High Performance Buildings
In the past decade, Whitman has aimed to follow the standards of the U.S. Green Building Council in the constructing of new buildings. All of these buildings have been built in an effort to reach a USGBC LEED Silver standard. In the Fall of 2017 Whitman began construction on a new residence hall and the Cleveland Dining Commons. Both of these buildings were designed to meet a minimum of a LEED Silver Rating. At this time the residence hall is on track to by rated Platinum under LEED v.3. The new Cleveland Dining Commons is slated to be rated at LEED v.3 Gold. While there are many examples of buildings that meet more stringent efficiency standards, no completed buildings on campus have been LEED-certified. In 2017 the campus became a member of the United States Green Building Council.
Hall of Science:
The expansion of the Hall of Science in 2002 brought with it many remarkable design features, such as the beautiful center staircase in the atrium, with woodwork made of the local trees that had to be felled for the expansion. The original building, constructed in 1963 and expanded in 1981, received a $13 million redesign that included state of the art facilities and an award-winning heating and cooling system. During the design process, a professor suggested using a heat pump system that capitalized on the geothermal heat from a deep well under the building. The 1,200 foot deep well brought up 75 degree Fahrenheit water used to regulate the building's temperature. The warm water also moved to heat Memorial Building and then passed through a fountain. The water fed the campus irrigation system before returning to the local creek. Reused water that irrigated the beautiful lawns on campus. The award-winning system saved the College $6,000 a year on heating and irrigation costs. However, due to unforeseen challenges, this geothermal source has been brought offline.
Baker Ferguson Fitness Center:
The $10 million construction of the fitness center and swimming pool in 2004 included a heat recovery system that recaptures and recycles the warm water vapor that rises off the swimming pool.
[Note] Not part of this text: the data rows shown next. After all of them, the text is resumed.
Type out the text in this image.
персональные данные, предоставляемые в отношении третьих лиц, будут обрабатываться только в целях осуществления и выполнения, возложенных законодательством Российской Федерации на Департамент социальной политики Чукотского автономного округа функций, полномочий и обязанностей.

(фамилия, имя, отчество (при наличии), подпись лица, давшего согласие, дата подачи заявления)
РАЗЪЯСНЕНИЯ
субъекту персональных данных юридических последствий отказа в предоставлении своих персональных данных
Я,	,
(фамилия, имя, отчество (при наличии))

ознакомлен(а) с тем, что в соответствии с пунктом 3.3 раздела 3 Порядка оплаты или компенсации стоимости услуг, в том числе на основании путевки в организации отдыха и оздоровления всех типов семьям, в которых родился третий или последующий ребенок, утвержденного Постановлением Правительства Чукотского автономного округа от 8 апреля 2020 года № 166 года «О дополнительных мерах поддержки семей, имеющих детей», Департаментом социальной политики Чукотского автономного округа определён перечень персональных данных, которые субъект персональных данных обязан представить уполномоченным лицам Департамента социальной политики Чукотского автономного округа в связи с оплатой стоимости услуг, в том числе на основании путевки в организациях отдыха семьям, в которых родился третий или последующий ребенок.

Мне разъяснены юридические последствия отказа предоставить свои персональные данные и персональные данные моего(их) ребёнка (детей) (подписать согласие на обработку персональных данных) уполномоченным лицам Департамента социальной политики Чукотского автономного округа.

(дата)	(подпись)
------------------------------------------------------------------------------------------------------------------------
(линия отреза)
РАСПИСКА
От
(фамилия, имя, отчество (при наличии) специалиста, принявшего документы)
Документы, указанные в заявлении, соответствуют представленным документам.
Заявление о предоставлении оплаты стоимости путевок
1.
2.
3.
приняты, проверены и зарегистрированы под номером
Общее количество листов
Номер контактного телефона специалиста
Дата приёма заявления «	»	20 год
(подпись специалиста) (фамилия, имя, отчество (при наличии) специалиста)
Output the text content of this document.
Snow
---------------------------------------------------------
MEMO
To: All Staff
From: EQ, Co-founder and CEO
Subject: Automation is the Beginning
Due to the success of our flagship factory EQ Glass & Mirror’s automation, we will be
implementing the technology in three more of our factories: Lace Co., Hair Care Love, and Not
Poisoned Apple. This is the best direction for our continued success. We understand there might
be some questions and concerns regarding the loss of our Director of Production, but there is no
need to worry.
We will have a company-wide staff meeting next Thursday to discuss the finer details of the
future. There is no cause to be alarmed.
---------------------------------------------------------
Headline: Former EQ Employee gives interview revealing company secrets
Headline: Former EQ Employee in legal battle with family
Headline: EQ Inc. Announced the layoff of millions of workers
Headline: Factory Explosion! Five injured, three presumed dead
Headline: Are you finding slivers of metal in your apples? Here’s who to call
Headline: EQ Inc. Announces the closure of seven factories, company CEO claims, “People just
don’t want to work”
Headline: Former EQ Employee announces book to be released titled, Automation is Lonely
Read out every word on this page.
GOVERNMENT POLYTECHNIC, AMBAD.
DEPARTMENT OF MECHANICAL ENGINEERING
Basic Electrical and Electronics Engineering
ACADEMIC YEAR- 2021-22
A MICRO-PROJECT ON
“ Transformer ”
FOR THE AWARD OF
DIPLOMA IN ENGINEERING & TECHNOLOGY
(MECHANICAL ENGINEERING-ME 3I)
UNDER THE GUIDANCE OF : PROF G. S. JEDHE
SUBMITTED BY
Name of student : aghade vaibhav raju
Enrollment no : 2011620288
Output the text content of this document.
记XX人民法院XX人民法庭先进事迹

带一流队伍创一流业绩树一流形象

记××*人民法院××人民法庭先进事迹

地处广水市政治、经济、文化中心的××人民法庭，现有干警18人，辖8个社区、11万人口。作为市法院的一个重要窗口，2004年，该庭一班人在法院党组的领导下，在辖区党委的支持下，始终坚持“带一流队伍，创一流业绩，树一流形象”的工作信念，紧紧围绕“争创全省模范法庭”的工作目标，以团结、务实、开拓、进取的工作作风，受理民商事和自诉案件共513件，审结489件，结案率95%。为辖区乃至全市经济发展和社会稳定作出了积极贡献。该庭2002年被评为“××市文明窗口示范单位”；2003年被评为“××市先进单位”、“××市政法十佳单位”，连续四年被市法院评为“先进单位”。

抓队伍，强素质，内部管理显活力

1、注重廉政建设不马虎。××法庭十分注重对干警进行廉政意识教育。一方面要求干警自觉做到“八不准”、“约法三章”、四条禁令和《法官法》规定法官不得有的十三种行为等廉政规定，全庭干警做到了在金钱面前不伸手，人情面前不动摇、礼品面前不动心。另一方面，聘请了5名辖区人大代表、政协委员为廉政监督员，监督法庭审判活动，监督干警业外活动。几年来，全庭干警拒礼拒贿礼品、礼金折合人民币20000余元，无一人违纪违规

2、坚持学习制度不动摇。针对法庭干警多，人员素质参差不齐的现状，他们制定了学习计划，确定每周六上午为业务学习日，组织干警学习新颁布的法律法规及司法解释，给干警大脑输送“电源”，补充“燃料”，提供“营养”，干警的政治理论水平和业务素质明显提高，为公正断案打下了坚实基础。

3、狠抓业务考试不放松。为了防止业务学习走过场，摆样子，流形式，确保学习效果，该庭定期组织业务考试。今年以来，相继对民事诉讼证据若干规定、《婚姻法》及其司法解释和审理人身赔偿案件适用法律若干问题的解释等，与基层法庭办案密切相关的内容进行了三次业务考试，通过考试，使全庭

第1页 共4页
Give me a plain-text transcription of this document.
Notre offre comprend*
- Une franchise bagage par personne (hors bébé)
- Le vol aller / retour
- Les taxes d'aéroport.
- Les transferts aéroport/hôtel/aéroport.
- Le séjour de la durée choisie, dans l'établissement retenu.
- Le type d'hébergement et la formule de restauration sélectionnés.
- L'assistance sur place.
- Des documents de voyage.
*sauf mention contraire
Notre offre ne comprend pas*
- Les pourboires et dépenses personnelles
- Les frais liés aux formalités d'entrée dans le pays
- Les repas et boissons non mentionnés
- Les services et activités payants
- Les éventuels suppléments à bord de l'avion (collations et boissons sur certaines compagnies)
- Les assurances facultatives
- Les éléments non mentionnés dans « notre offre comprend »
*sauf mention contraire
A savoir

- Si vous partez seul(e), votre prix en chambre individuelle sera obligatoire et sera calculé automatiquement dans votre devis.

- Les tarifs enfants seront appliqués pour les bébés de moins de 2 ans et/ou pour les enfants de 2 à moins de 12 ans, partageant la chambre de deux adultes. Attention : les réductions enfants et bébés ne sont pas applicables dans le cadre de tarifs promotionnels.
After running through an evaporator, the water and latent heat are extracted and used to heat the pool.
Reid Campus Center:
This 50,000 sq. foot red brick building constructed in 2002 provides a central hub to campus as well as a model of sustainable design. The large south-facing windows allow sunlight to enter in the winter, naturally warming the building. Programmed vents open and close to outside air to capitalize on natural convection techniques to cool it.